Any help appreciated,


6 replies so far

View Loren's profile


10476 posts in 3670 days

#1 posted 08-24-2013 05:01 PM

You can probably successfully resaw 5/4 rough stock and
get 1/2” squared and straight drawer sides from it.

View skipj's profile


97 posts in 2295 days

#2 posted 08-25-2013 01:02 PM

On all the kitchen cabinets I build I use maple,dovetailed,maple ply bottoms. Sides are 5/8 because I use
blum undermount sldes. Drawers are then sprayed clear lac. It makes for a very nice drawer box and it’s
what my clients want. I think the client sees this and feels it will hold up very good, a selling point for me.
Also maple machines very well for me and finishes good because of its tight grain.

Poplar- To soft
Oak-&-Ash Open grain

View Rick  Dennington's profile

Rick Dennington

5908 posts in 3217 days

#3 posted 08-25-2013 01:40 PM

It’s really up to you as to what material you want to use for drawer sides and bottoms….Most on LJs (and cabinet makers) use 1/2” Poplar, and 1/4” plywood bottoms (mainly Birch)...This is my go-to’s, also for most applications…..It really depends on what they are used for, and how much weight they can handle…..For nearly all my shop furniture with drawers, I used 1/2” and 1/4”, with a 3/4” overlays….But…...If I have some heavy stuff that requires a thicker bottom, then I might use 1/2”......It all depends on what you want, and what it will be used for…...I’ve used the same diminisions for building more high-end furniture for our home and for customers…....

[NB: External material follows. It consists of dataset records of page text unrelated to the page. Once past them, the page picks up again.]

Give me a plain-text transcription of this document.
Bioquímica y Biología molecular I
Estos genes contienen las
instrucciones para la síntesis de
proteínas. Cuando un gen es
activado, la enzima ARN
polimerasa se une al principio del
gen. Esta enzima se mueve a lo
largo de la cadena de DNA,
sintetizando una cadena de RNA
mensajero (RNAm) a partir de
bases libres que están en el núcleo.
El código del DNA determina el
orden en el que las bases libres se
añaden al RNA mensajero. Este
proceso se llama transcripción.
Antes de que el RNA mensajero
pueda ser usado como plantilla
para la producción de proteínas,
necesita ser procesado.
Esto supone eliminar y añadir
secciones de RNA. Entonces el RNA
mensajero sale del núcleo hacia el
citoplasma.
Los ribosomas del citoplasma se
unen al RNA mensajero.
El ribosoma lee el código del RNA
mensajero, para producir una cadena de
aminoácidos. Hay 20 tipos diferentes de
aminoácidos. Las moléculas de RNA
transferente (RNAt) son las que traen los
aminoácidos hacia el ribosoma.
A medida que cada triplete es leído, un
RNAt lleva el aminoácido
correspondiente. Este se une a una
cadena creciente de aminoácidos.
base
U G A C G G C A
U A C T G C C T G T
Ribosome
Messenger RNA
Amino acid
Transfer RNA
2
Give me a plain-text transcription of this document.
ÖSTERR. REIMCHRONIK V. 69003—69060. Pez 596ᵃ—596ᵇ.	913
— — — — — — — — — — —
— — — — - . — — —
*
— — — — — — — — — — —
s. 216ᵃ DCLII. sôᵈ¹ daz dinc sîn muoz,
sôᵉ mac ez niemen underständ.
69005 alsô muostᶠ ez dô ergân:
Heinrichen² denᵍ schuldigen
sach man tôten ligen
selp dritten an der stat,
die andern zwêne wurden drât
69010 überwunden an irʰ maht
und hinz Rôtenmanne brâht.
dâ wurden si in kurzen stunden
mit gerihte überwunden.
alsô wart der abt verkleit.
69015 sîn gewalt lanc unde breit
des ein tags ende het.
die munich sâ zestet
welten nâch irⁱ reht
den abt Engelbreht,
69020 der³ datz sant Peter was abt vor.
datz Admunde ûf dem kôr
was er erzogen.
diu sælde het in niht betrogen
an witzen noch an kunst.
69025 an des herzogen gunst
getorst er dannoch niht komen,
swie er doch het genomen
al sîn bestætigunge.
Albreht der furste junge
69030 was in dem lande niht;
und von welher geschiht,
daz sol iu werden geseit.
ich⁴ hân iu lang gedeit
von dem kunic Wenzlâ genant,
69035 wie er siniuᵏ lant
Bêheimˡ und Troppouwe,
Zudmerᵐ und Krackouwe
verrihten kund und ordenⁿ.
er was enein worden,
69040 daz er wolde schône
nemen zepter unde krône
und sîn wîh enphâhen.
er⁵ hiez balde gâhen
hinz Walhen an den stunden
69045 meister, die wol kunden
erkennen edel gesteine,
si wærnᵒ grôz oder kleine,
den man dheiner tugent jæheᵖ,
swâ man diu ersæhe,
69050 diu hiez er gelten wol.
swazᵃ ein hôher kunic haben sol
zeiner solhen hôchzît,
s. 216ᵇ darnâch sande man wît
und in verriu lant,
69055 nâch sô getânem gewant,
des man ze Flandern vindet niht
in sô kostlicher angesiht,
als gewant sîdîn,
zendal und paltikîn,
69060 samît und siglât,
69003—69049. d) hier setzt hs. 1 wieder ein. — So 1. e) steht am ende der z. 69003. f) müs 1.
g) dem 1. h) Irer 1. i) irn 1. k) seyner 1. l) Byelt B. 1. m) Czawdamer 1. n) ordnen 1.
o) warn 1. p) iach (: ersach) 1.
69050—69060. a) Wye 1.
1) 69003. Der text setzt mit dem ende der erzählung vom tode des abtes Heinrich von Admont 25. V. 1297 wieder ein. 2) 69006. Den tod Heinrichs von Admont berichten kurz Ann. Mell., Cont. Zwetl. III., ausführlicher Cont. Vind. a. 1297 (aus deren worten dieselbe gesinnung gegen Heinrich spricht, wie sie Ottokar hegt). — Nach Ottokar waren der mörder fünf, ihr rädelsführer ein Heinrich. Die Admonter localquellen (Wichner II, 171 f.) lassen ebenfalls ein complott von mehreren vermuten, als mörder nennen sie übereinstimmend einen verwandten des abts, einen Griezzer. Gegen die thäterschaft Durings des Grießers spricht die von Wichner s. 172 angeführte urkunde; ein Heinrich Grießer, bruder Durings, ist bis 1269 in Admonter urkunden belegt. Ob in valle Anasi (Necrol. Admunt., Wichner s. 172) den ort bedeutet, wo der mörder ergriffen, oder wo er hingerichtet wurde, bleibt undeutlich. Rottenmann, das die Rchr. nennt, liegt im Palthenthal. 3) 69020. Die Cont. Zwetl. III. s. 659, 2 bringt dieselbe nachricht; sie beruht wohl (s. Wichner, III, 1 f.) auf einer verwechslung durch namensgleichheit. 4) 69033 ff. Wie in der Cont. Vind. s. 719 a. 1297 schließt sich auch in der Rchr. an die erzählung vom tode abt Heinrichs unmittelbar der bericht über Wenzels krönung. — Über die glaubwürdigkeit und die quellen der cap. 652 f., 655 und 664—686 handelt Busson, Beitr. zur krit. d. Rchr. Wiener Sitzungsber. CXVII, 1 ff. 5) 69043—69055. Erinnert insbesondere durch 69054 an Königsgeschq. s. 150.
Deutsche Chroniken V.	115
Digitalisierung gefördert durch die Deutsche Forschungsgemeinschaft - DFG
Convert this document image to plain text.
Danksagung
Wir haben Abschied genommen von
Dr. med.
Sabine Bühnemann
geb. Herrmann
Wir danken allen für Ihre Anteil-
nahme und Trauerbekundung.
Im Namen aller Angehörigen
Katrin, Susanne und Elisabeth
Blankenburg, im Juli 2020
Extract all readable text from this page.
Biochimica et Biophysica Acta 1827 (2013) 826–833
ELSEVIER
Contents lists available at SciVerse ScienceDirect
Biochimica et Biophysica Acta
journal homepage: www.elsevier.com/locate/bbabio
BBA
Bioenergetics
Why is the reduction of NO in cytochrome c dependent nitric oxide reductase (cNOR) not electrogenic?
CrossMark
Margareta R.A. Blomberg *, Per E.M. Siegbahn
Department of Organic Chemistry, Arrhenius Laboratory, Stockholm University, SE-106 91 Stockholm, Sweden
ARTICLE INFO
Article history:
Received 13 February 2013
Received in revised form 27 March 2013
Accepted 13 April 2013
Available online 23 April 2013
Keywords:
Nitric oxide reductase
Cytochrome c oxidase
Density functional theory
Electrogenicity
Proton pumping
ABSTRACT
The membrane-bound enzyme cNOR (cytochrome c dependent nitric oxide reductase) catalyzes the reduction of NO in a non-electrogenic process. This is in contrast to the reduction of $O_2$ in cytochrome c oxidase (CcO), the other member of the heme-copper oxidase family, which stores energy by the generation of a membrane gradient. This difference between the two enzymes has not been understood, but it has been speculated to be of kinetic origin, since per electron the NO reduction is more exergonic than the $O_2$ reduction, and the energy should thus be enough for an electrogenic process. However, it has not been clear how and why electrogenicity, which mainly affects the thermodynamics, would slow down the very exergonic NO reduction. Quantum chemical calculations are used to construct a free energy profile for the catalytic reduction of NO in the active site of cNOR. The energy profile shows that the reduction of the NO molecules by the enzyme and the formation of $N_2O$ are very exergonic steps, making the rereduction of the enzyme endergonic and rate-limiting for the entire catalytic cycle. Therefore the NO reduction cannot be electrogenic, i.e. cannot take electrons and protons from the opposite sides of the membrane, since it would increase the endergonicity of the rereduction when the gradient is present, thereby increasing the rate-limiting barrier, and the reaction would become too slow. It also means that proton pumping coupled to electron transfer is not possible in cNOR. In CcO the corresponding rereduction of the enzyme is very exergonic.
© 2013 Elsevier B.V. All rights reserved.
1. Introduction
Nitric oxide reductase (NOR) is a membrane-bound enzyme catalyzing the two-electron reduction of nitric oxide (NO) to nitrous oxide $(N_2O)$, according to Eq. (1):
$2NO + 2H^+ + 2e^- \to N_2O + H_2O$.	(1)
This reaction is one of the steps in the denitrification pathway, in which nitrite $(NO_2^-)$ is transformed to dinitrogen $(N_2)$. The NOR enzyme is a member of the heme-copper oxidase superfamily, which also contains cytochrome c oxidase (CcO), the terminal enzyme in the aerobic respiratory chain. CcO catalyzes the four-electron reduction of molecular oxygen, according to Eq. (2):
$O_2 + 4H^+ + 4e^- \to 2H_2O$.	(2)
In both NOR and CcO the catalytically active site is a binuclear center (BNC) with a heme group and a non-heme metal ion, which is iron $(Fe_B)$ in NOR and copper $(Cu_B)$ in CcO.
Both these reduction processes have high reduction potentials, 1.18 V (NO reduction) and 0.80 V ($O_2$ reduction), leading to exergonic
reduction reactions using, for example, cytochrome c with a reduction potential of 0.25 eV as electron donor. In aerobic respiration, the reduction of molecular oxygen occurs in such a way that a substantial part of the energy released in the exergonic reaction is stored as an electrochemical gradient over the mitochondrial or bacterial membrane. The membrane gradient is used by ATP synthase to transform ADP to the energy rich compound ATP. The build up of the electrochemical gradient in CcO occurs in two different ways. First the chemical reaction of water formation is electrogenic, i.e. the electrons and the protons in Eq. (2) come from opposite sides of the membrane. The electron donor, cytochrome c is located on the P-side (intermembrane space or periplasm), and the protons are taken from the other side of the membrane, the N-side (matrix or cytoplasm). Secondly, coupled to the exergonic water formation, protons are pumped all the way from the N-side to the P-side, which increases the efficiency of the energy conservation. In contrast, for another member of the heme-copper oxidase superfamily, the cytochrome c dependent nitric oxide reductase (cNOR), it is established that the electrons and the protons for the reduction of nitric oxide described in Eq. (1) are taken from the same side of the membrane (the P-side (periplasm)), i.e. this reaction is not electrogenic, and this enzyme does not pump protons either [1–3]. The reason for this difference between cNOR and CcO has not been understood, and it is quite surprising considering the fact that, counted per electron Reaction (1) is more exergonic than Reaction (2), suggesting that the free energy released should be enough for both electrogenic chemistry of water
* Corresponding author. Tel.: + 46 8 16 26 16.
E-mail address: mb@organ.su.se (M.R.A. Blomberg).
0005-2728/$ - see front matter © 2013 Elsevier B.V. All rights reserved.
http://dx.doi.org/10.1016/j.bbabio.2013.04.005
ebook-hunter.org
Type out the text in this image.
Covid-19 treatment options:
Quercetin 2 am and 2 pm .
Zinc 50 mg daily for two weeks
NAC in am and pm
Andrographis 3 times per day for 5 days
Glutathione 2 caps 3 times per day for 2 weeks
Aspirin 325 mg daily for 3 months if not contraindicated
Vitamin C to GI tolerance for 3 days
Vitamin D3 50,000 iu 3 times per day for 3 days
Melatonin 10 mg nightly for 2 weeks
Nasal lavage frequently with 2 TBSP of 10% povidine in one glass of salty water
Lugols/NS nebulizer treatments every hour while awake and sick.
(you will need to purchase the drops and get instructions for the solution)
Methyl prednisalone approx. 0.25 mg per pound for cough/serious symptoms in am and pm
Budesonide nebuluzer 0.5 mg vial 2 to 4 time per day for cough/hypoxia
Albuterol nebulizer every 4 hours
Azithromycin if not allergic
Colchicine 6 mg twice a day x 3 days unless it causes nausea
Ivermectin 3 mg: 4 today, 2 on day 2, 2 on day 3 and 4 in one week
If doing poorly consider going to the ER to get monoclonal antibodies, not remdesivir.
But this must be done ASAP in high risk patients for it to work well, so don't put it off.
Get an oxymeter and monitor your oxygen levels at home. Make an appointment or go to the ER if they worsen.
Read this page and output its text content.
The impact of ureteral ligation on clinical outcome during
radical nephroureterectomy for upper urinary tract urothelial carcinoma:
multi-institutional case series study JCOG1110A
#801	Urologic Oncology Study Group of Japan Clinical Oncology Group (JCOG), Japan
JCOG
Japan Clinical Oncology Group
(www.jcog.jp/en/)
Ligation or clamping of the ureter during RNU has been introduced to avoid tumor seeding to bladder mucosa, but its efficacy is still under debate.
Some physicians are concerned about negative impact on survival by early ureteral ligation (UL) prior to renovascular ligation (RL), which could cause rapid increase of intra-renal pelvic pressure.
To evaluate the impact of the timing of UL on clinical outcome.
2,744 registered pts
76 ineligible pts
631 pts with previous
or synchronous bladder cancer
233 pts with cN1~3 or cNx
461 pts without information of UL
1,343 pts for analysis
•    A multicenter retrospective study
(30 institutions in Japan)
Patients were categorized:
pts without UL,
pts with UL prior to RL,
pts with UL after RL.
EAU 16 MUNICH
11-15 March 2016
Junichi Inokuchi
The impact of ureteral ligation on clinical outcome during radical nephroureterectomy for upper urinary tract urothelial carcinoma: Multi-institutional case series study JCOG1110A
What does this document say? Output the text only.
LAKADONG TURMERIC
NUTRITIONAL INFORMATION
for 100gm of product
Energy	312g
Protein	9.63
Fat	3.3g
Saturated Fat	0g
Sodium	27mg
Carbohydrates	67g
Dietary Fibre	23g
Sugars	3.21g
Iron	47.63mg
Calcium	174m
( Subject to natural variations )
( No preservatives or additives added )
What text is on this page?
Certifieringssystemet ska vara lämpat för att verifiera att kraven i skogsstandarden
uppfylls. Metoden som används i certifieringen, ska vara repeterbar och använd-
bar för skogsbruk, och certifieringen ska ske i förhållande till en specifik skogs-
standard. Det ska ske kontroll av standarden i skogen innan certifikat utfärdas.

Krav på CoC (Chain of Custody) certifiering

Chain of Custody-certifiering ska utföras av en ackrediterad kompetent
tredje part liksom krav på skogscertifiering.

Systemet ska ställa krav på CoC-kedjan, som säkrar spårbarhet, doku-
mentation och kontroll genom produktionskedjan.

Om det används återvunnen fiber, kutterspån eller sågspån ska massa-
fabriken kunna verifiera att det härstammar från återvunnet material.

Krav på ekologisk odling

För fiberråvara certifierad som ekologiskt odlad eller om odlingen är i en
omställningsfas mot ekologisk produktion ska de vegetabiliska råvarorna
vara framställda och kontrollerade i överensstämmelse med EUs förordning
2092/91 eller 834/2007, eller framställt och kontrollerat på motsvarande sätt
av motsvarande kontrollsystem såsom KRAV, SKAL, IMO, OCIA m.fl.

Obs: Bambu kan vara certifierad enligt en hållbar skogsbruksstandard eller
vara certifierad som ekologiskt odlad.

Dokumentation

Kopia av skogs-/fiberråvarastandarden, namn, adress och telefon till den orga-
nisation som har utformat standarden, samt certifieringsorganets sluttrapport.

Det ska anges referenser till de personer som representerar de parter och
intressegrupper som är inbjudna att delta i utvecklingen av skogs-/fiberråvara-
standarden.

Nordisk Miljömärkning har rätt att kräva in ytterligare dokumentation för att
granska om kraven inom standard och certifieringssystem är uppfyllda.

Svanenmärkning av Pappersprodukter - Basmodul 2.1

-- " At my age, happy hour is a crap and a nap".....

View bondogaposis's profile


4755 posts in 2373 days

#4 posted 08-25-2013 03:18 PM

1/2” poplar is most common because it is cheap, but many use birch or soft maple as well. Generally whatever you can get at a reasonable price. I re-saw my own mostly, but sometimes my BORG has 1/2” poplar that I will use if time is a factor.

-- Bondo Gaposis

View brtech's profile


1029 posts in 2945 days

#5 posted 08-25-2013 05:06 PM

The woods used in the drawers are typically less expensive and those woods tend to be lighter. The expensive woods are often darker. So it’s not actually an appearance decision, it’s a cost based decision. Having said that, a lighter wood is probably best so that the contents are more readily seen.

As above, you would have to start with 5/4 to resaw to 1/2”. If you are limited to purchasing wood S4S (surfaced all four sides), then to get 1/2” from 1” stock you would waste a lot of wood – resawing would not be practical.

Often, you can get 3/4 rough sawn, which will finish up to 1/2”.

Dovetail saws come in a very wide variety, and can get very expensive. If you are settled on western style, you might want to try the Veritas 14 tpi standard dovetail saw:,42884&p=64007

It’s reasonably priced, and is well regarded.

Stumpynubs just did a nice piece on handsaws:
(episode 3)
He shows you the names of the saws as the height of the plate changes. Dovetailing takes a deft touch, and a lighter, smaller saw is easier to control. I’m sure most of the real experts can cut a fine dovetail with a panel saw, but starting out, you might want to use the classic dovetail saw.

Do consider the japanese pull saw for dovetails. I think it’s easier to get a good cut as a rank amateur.

View Wolfdaddy's profile


300 posts in 1856 days

#6 posted 08-25-2013 07:49 PM

The shop I work in primarily uses soft maple for drawer sides. They usually take them to 5/8” from 4/4 rough sawn stock.

-- "MOM! I think there's something under our house! I'm gonna need a jackhammer, a fish bowl, some air tanks, and maybe a few pipes."